If a task has the TIF_NOPTI flag set, it doesn't want to experience
page table isolation. In this case, returns from kernel to user will
not switch the CR3, leaving it to the kernel one which already maps
both user and kernel pages. Upon entry in the kernel, we can't check
this flag so we simply check if CR3 was pointing to the kernel's PGD,
indicating an earlier absence of switch, and in this case we don't
change it.
Thanks to these changes, haproxy running under KVM went back from
12400 conn/s to 21000 once loaded after calling prctl().
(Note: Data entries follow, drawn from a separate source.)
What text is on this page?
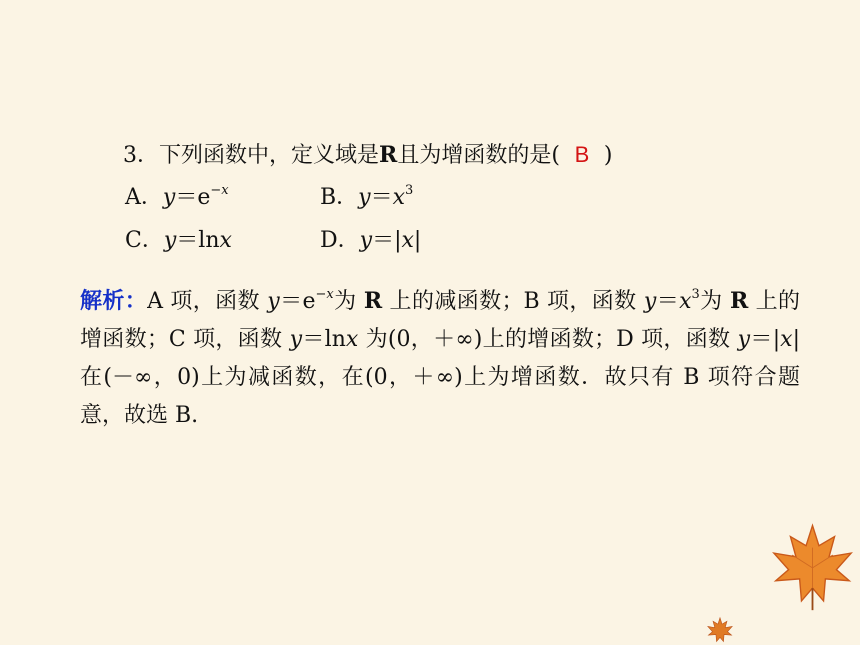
3．下列函数中，定义域是R且为增函数的是( B )
A．$y=e^{-x}$	B．$y=x^3$
C．y＝lnx	D．y＝|x|
解析：A 项，函数 $y=e^{-x}$为 R 上的减函数；B 项，函数 $y=x^3$为 R 上的增函数；C 项，函数 y＝lnx 为(0，＋∞)上的增函数；D 项，函数 y＝|x|在(－∞，0)上为减函数，在(0，＋∞)上为增函数．故只有 B 项符合题意，故选 B.
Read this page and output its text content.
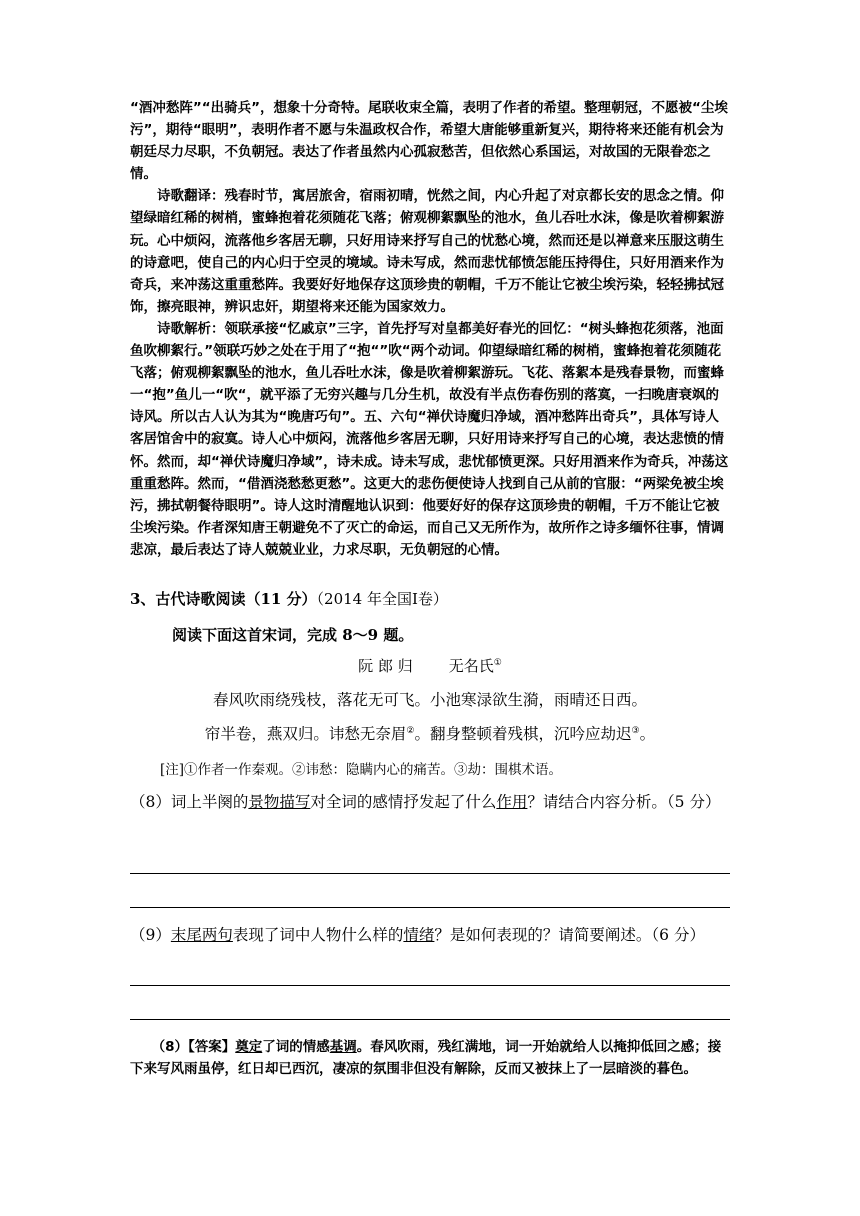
“酒冲愁阵”“出骑兵”，想象十分奇特。尾联收束全篇，表明了作者的希望。整理朝冠，不愿被“尘埃污”，期待“眼明”，表明作者不愿与朱温政权合作，希望大唐能够重新复兴，期待将来还能有机会为朝廷尽力尽职，不负朝冠。表达了作者虽然内心孤寂愁苦，但依然心系国运，对故国的无限眷恋之情。
诗歌翻译：残春时节，寓居旅舍，宿雨初晴，恍然之间，内心升起了对京都长安的思念之情。仰望绿暗红稀的树梢，蜜蜂抱着花须随花飞落；俯观柳絮飘坠的池水，鱼儿吞吐水沫，像是吹着柳絮游玩。心中烦闷，流落他乡客居无聊，只好用诗来抒写自己的忧愁心境，然而还是以禅意来压服这萌生的诗意吧，使自己的内心归于空灵的境域。诗未写成，然而悲忧郁愤怎能压持得住，只好用酒来作为奇兵，来冲荡这重重愁阵。我要好好地保存这顶珍贵的朝帽，千万不能让它被尘埃污染，轻轻拂拭冠饰，擦亮眼神，辨识忠奸，期望将来还能为国家效力。
诗歌解析：领联承接“忆戚京”三字，首先抒写对皇都美好春光的回忆：“树头蜂抱花须落，池面鱼吹柳絮行。”领联巧妙之处在于用了“抱“”吹“两个动词。仰望绿暗红稀的树梢，蜜蜂抱着花须随花飞落；俯观柳絮飘坠的池水，鱼儿吞吐水沫，像是吹着柳絮游玩。飞花、落絮本是残春景物，而蜜蜂一“抱”鱼儿一“吹“，就平添了无穷兴趣与几分生机，故没有半点伤春伤别的落寞，一扫晚唐衰飒的诗风。所以古人认为其为“晚唐巧句”。五、六句“禅伏诗魔归净域，酒冲愁阵出奇兵”，具体写诗人客居馆舍中的寂寞。诗人心中烦闷，流落他乡客居无聊，只好用诗来抒写自己的心境，表达悲愤的情怀。然而，却“禅伏诗魔归净域”，诗未成。诗未写成，悲忧郁愤更深。只好用酒来作为奇兵，冲荡这重重愁阵。然而，“借酒浇愁愁更愁”。这更大的悲伤便使诗人找到自己从前的官服：“两梁免被尘埃污，拂拭朝餐待眼明”。诗人这时清醒地认识到：他要好好的保存这顶珍贵的朝帽，千万不能让它被尘埃污染。作者深知唐王朝避免不了灭亡的命运，而自己又无所作为，故所作之诗多缅怀往事，情调悲凉，最后表达了诗人兢兢业业，力求尽职，无负朝冠的心情。
3、古代诗歌阅读（11 分）（2014 年全国Ⅰ卷）
阅读下面这首宋词，完成 8～9 题。
阮 郎 归 无名氏①
春风吹雨绕残枝，落花无可飞。小池寒渌欲生漪，雨晴还日西。
帘半卷，燕双归。讳愁无奈眉②。翻身整顿着残棋，沉吟应劫迟③。
[注]①作者一作秦观。②讳愁：隐瞒内心的痛苦。③劫：围棋术语。
（8）词上半阕的景物描写对全词的感情抒发起了什么作用？请结合内容分析。（5 分）
（9）末尾两句表现了词中人物什么样的情绪？是如何表现的？请简要阐述。（6 分）
（8）【答案】奠定了词的情感基调。春风吹雨，残红满地，词一开始就给人以掩抑低回之感；接下来写风雨虽停，红日却已西沉，凄凉的氛围非但没有解除，反而又被抹上了一层暗淡的暮色。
Signed-off-by: Willy Tarreau <w@xxxxxx>
---
arch/x86/entry/calling.h | 23 +++++++++++++++++++++++
1 file changed, 23 insertions(+)
diff --git a/arch/x86/entry/calling.h b/arch/x86/entry/calling.h
index 45a63e0..054b8b7 100644
--- a/arch/x86/entry/calling.h
+++ b/arch/x86/entry/calling.h
@@ -1,5 +1,6 @@
/* SPDX-License-Identifier: GPL-2.0 */
#include <linux/jump_label.h>
+#include <asm/thread_info.h>
#include <asm/unwind_hints.h>
#include <asm/cpufeatures.h>
#include <asm/page_types.h>
@@ -214,6 +215,11 @@
.macro SWITCH_TO_KERNEL_CR3 scratch_reg:req
ALTERNATIVE "jmp .Lend_\@", "", X86_FEATURE_PTI
mov %cr3, \scratch_reg
+
+ /* if we're already on the kernel PGD, we don't switch */
+ testq $(PTI_SWITCH_PGTABLES_MASK), \scratch_reg
+ jz .Lend_\@
+
ADJUST_KERNEL_CR3 \scratch_reg
mov \scratch_reg, %cr3
.Lend_\@:
@@ -224,6 +230,12 @@
.macro SWITCH_TO_USER_CR3_NOSTACK scratch_reg:req scratch_reg2:req
ALTERNATIVE "jmp .Lend_\@", "", X86_FEATURE_PTI
+
+ /* "NOPTI" taskflag avoids the switch */
+ movq PER_CPU_VAR(current_task), \scratch_reg
+ btq $TIF_NOPTI, TASK_TI_flags(\scratch_reg)
+ jc .Lend_\@
+
mov %cr3, \scratch_reg
ALTERNATIVE "jmp .Lwrcr3_\@", "", X86_FEATURE_PCID
@@ -262,6 +274,13 @@
ALTERNATIVE "jmp .Ldone_\@", "", X86_FEATURE_PTI
movq %cr3, \scratch_reg
movq \scratch_reg, \save_reg
+
+ /* if we're already on the kernel PGD, we don't switch,
+ * we just save the current cr3.
+ */
+ testq $(PTI_SWITCH_PGTABLES_MASK), \scratch_reg
+ jz .Ldone_\@
+
/*
* Is the "switch mask" all zero? That means that both of
* these are zero:
@@ -284,6 +303,10 @@
.macro RESTORE_CR3 scratch_reg:req save_reg:req
ALTERNATIVE "jmp .Lend_\@", "", X86_FEATURE_PTI
+ /* if we saved a kernel context, we didn't switch so we don't switch */
+ testq $(PTI_SWITCH_PGTABLES_MASK), \save_reg
+ jz .Lend_\@
+